Technieken voor de meting van de elektrische activiteit van het hart door elektrocardiogram (ECG), en analyse van cardiale risicofactoren en de vatbaarheid voor ritmestoornissen na status epilepticus (SE) bij de rat worden beschreven.
Dodelijke hartritmestoornissen bijdragen aan de sterfte in een aantal pathologische condities. Verschillende parameters verkregen van een niet-invasieve, gemakkelijk te verkrijgen elektrocardiogram (ECG) zijn gevestigd, goed gevalideerde prognostische indicatoren van de cardiale risico bij patiënten die lijden aan een aantal cardiomyopathieën. Verhoogde hartslag, verlaagde hartslag variabiliteit (HRV), en verhoogde de duur en de variabiliteit van de cardiale ventriculaire elektrische activiteit (QT-interval) zijn alle indicatie van een verbeterde risico op hartaandoeningen 1-4. In diermodellen, is het waardevol om deze ECG-afgeleide variabelen en de vatbaarheid te vergelijken met experimenteel geïnduceerde aritmieën. Intraveneuze infusie van het aritmogene middel Aconitine is op grote schaal gebruikt om de gevoeligheid te evalueren ritmestoornissen in een reeks van experimentele omstandigheden, met inbegrip van dierlijke modellen van depressie 5 en 6 hypertensie, volgende oefening 7 en blootstelling aan luchtverontreiniging 8, evenals de bepaling van de anti-aritmica effectiviteit van farmacologische middelen 9,10.
Opgemerkt moet worden dat de QT-dispersie bij de mens is een maat voor QT-interval variatie over de volledige set van leads van een standaard 12-afleidingen ECG. Bijgevolg is de mate van QT dispersie van de 2-lead ECG in de rat beschreven in dit protocol anders is dan die berekend op basis van menselijke ECG-records.

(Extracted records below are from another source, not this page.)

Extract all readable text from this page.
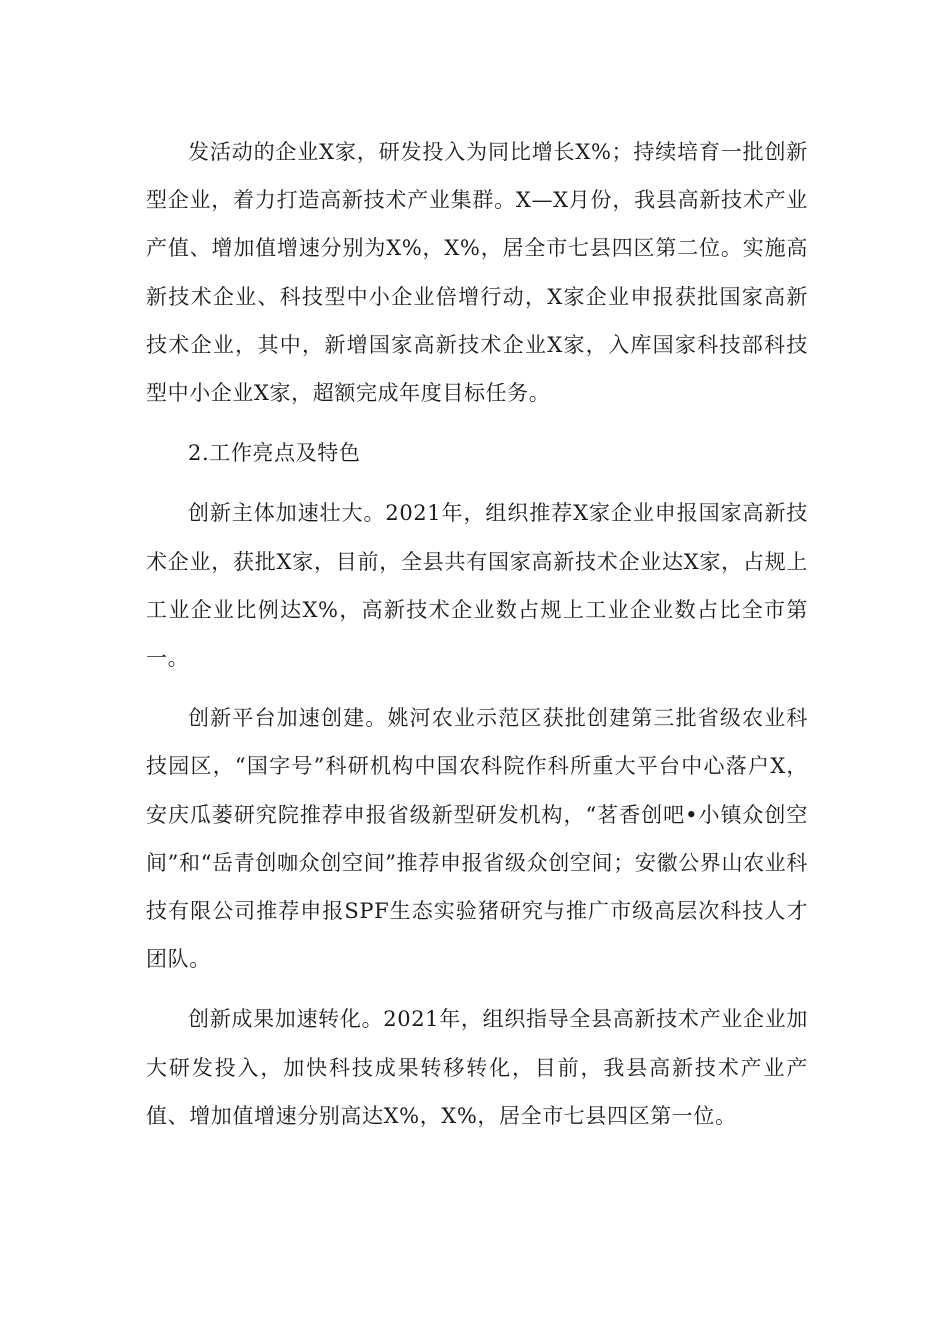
发活动的企业X家，研发投入为同比增长X%；持续培育一批创新型企业，着力打造高新技术产业集群。X—X月份，我县高新技术产业产值、增加值增速分别为X%，X%，居全市七县四区第二位。实施高新技术企业、科技型中小企业倍增行动，X家企业申报获批国家高新技术企业，其中，新增国家高新技术企业X家，入库国家科技部科技型中小企业X家，超额完成年度目标任务。

2.工作亮点及特色

创新主体加速壮大。2021年，组织推荐X家企业申报国家高新技术企业，获批X家，目前，全县共有国家高新技术企业达X家，占规上工业企业比例达X%，高新技术企业数占规上工业企业数占比全市第一。

创新平台加速创建。姚河农业示范区获批创建第三批省级农业科技园区，“国字号”科研机构中国农科院作科所重大平台中心落户X，安庆瓜蒌研究院推荐申报省级新型研发机构，“茗香创吧•小镇众创空间”和“岳青创咖众创空间”推荐申报省级众创空间；安徽公界山农业科技有限公司推荐申报SPF生态实验猪研究与推广市级高层次科技人才团队。

创新成果加速转化。2021年，组织指导全县高新技术产业企业加大研发投入，加快科技成果转移转化，目前，我县高新技术产业产值、增加值增速分别高达X%，X%，居全市七县四区第一位。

Dit betekent een beperking in de vertaling van de gegevens van knaagdieren voor de menselijke klinische geneeskunde.
Status epilepticus (SE) is een beslag of een reeks van steeds terugkerende aanvallen die langer dan 30 minuten 11,12 11,12, en resulteert in sterfte in 20% van de gevallen 13. Veel mensen overleven de SE, maar sterven binnen 30 dagen 14,15. Het mechanisme (s) van deze vertraagde sterfte is niet volledig begrepen. Het is gesuggereerd dat dodelijke ventriculaire aritmieën bijdrage leveren aan veel van deze sterfgevallen 14-17. In aanvulling op SE, patiënten die spontaan terugkerende aanvallen, dat wil zeggen epilepsie, lopen het risico van voortijdige plotselinge en onverwachte dood geassocieerd met epilepsie (SUDEP) 18. Net als bij SE, worden de precieze mechanismen bemiddelende SUDEP niet bekend. Men heeft voorgesteld dat ventriculaire aritmieën afwijkingen en de daaruit voortvloeiende een belangrijke bijdrage 18-22 te maken.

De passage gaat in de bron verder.